Il and metadata are important to understanding the operating mechanism of CLR, which is of great significance for us to open the secret of CLR.
For example, in the previous article, I first talked about how to use the ildasm.exe or reflector tool to decompile the hosted code to view its il code. In many cases, the Il code analysis can solve syntactic sugar games hidden by many advanced languages, for example, the automatic attributes, implicit type, anonymous type, and extension method proposed by C #3.0 can quickly find the answer from the Il analysis, so it is necessary to properly understand the Il. Let's take a part in the JIT compilation below to understand the role of IL code in the execution of managed programs.
In addition, metadata describes the static structure, while IL explains the dynamic execution, and the Il code references the metadata table through a 4-byte address.
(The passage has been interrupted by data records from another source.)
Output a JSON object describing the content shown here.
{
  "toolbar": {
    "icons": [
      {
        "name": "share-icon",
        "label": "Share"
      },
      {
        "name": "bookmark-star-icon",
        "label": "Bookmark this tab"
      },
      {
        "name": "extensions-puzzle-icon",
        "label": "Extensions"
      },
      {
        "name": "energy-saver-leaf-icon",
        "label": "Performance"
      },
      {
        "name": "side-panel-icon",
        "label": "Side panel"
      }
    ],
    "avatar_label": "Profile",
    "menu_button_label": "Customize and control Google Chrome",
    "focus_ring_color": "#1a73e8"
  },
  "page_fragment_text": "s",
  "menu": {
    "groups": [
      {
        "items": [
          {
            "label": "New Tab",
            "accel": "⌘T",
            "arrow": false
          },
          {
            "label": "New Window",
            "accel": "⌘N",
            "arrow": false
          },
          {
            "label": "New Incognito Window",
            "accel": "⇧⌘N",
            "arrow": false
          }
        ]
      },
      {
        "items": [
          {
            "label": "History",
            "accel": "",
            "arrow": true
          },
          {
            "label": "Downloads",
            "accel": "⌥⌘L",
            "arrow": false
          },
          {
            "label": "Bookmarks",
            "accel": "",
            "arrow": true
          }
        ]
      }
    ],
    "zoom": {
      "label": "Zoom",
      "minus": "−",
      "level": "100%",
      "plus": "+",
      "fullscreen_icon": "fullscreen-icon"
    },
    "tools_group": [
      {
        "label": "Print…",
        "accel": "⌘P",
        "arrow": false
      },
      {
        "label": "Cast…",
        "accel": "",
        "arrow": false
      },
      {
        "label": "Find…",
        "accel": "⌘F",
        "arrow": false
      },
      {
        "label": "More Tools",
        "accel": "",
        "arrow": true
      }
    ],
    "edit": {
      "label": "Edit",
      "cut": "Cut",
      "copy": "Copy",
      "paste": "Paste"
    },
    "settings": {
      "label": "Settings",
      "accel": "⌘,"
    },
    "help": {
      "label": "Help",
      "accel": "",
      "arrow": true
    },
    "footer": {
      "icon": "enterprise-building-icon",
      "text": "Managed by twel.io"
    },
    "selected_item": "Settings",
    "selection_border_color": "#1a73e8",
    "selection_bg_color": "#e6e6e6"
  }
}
This reference is called a metadata symbol (metadata token, which also records the information of the metadata table. In the ildasm.exe tool, select "show token values" to see the situation in the Il code that the Il Code uses metadata token to reference the metadata table:
.method /*06000003*/ private hidebysig static
void Main(string[] args) cil managed
{
.entrypoint
// Code size 36 (0x24)
.maxstack 2
.locals /*11000002*/ init ([0] int32 id,
[1] class Anytao.Insidenet.MetadataIL.One/*02000004*/ one,
[2] class Anytao.Insidenet.MetadataIL.Two/*02000002*/ two)
IL_0000: nop
IL_0001: ldc.i4.1
IL_0002: stloc.0
IL_0003: newobj instance void Anytao.Insidenet.MetadataIL.One/*02000004*/::.ctor() /* 06000007 */
IL_0008: stloc.1
IL_0009: ldloc.1
IL_000a: ldloc.0
IL_000b: callvirt instance void Anytao.Insidenet.MetadataIL.One/*02000004*/::set_ID(int32) /* 06000006 */
IL_0010: nop
IL_0011: newobj instance void Anytao.Insidenet.MetadataIL.Two/*02000002*/::.ctor() /* 06000002 */
IL_0016: stloc.2
IL_0017: ldloc.2
IL_0018: callvirt instance string Anytao.Insidenet.MetadataIL.Two/*02000002*/::SayHello() /* 06000001 */
IL_001d: call void [mscorlib/*23000001*/]System.Console/*01000012*/::WriteLine(string) /* 0A000011 */
IL_0022: nop
IL_0023: ret
} // end of method Program::Main
According to the specifications defined by ECMA, the first byte of metadata indicates the referenced metadata table, while the other three bytes indicate the records in the corresponding metadata table, for example, 06000003 indicates that the 000003 main method of the methoddef (06) Table is referenced.
You can use the metadatatoken attribute of type to obtain metadata symbols of the type during runtime reflection. For example:
static void Main(string[] args)
{
Console.WriteLine(typeof(One).MetadataToken);
}
With all the preparations above, we can start to analyze the roles and associations of metadata and Il during program execution.